Mais on s’égare sérieusement. Revenons aux Warriors de Golden State.

Pendant de nombreuses années, après un championnat de la NBA en 1974-1975, les Warriors ont pas mal servi de paillasson sur lequel les autres formations prenaient plaisir à s’essuyer, ça tombe bien, les baskets. Heureusement pour eux, il y avait pour expérimenter la misère en leur compagnie leurs homologues californiens des Clippers de Los Angeles. Être deux à l’ombre des Lakers — et même trois le plus clair du temps si l’on prend en compte les Kings de Sacramento —, voilà qui contribue à libérer un peu de cette pression qui paralyse.

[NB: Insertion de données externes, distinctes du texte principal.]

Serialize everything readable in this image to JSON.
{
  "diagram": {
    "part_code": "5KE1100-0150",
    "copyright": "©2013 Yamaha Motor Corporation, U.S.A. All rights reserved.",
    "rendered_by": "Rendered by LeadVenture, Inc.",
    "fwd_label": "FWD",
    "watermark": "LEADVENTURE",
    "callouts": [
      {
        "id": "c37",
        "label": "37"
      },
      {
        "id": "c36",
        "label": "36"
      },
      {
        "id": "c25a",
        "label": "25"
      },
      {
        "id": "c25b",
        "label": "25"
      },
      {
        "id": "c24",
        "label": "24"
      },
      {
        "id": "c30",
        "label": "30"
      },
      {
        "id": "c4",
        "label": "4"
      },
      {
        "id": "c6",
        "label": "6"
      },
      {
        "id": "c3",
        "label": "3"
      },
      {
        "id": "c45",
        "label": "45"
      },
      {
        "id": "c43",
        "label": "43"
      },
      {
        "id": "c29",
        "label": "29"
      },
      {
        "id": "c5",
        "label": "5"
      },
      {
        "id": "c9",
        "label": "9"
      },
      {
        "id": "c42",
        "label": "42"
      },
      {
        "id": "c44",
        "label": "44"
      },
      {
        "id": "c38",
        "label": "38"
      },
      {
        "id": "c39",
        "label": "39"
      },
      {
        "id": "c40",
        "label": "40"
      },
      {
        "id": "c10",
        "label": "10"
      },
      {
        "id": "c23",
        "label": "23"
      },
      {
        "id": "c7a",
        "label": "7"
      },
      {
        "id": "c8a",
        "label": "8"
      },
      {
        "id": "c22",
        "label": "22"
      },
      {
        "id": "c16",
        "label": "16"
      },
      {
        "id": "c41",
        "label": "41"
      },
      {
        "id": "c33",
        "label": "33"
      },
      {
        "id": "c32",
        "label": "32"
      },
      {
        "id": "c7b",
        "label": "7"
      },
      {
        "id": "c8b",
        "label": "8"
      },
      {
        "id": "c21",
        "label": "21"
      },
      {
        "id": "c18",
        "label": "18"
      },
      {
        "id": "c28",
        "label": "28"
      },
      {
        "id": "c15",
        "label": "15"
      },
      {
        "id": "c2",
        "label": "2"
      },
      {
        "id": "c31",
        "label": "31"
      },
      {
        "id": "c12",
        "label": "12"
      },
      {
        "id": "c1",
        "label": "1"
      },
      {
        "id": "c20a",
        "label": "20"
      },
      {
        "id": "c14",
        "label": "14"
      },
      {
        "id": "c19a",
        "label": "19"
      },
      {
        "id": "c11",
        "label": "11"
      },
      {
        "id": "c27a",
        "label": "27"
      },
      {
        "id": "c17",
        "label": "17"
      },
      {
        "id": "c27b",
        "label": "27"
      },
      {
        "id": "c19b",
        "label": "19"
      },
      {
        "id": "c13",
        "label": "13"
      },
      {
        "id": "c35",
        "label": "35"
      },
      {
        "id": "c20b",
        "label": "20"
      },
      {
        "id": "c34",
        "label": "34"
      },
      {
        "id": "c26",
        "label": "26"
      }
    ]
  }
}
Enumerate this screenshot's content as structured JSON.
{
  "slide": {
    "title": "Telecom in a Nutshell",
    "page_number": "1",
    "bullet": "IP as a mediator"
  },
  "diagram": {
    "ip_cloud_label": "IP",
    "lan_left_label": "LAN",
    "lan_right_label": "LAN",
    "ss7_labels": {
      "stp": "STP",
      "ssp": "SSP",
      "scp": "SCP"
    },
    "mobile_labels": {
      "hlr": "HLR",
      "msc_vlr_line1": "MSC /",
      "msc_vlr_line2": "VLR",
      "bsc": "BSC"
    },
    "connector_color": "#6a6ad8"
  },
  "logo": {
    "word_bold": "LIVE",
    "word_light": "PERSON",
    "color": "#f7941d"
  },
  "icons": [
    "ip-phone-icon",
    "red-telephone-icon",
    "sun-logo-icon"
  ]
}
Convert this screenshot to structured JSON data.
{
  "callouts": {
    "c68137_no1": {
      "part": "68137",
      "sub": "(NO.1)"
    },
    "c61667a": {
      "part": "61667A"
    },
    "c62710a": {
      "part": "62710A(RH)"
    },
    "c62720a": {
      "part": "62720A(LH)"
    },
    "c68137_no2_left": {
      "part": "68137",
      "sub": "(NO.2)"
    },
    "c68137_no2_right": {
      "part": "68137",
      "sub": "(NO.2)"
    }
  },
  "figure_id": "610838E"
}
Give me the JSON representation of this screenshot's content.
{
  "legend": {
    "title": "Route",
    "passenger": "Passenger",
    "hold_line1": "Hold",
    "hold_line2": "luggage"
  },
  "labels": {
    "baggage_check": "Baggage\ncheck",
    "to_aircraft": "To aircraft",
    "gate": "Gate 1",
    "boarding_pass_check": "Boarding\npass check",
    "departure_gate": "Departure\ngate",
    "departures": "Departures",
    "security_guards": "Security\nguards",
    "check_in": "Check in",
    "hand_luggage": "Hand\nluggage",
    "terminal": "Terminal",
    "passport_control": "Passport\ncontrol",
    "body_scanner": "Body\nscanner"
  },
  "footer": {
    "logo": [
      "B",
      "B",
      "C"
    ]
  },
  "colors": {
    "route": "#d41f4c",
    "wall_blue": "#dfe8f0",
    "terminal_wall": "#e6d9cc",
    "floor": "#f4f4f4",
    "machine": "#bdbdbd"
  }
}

Mais là, ça va mieux. Au printemps dernier, les Warriors ont remporté le titre. Et mardi, ils ont vaincu les Pacers de l’Indiana pour porter leur fiche cette saison à 23-0. La marque précédente de collage de victoires à l’amorce d’une campagne dans la NBA était de 15, ce qui montre un peu que les gars ne veulent pas trop savoir grand-chose. (Et souvenez-vous, quand Canadien en a ramassé neuf il y a quelques semaines, vous avez eu des hallucinations de Coupe. Imaginez quel genre de mental ils ont présentement à Oakland.)

Avec un pareil rendement, et compte tenu du fait que les Warriors se contentent rarement de gagner, ayant plutôt tendance à écraser la concurrence, il va sans dire qu’il se trouve des observateurs pour se demander s’ils perdront de nouveau un jour.

De fait, la séquence est à ce point impressionnante qu’elle a attiré l’attention des Harlem Globetrotters, qui subodorent que leur propre série victorieuse record pourrait être menacée.

Elle est de 3589 gains. Il s’agit donc d’un dossier à suivre intensément au cours du prochain siècle.

1 commentaire
  • Gilles Roy - Inscrit 10 décembre 2015 05 h 52

    Les beaux jours de l'AMH

    Dites monsieur Dion, le «rebranding» des Nordiques (me rappellle que la cérémonie impliquait les représentants de quelques villes, Rimouski par exemple), ça date d'avant ou d'après que Gilles Grattton se soit dévêtu après la fin de match pour demander une augmentation de salaire (le bain de minuit manière aréna, qu'on avait appelé cela)?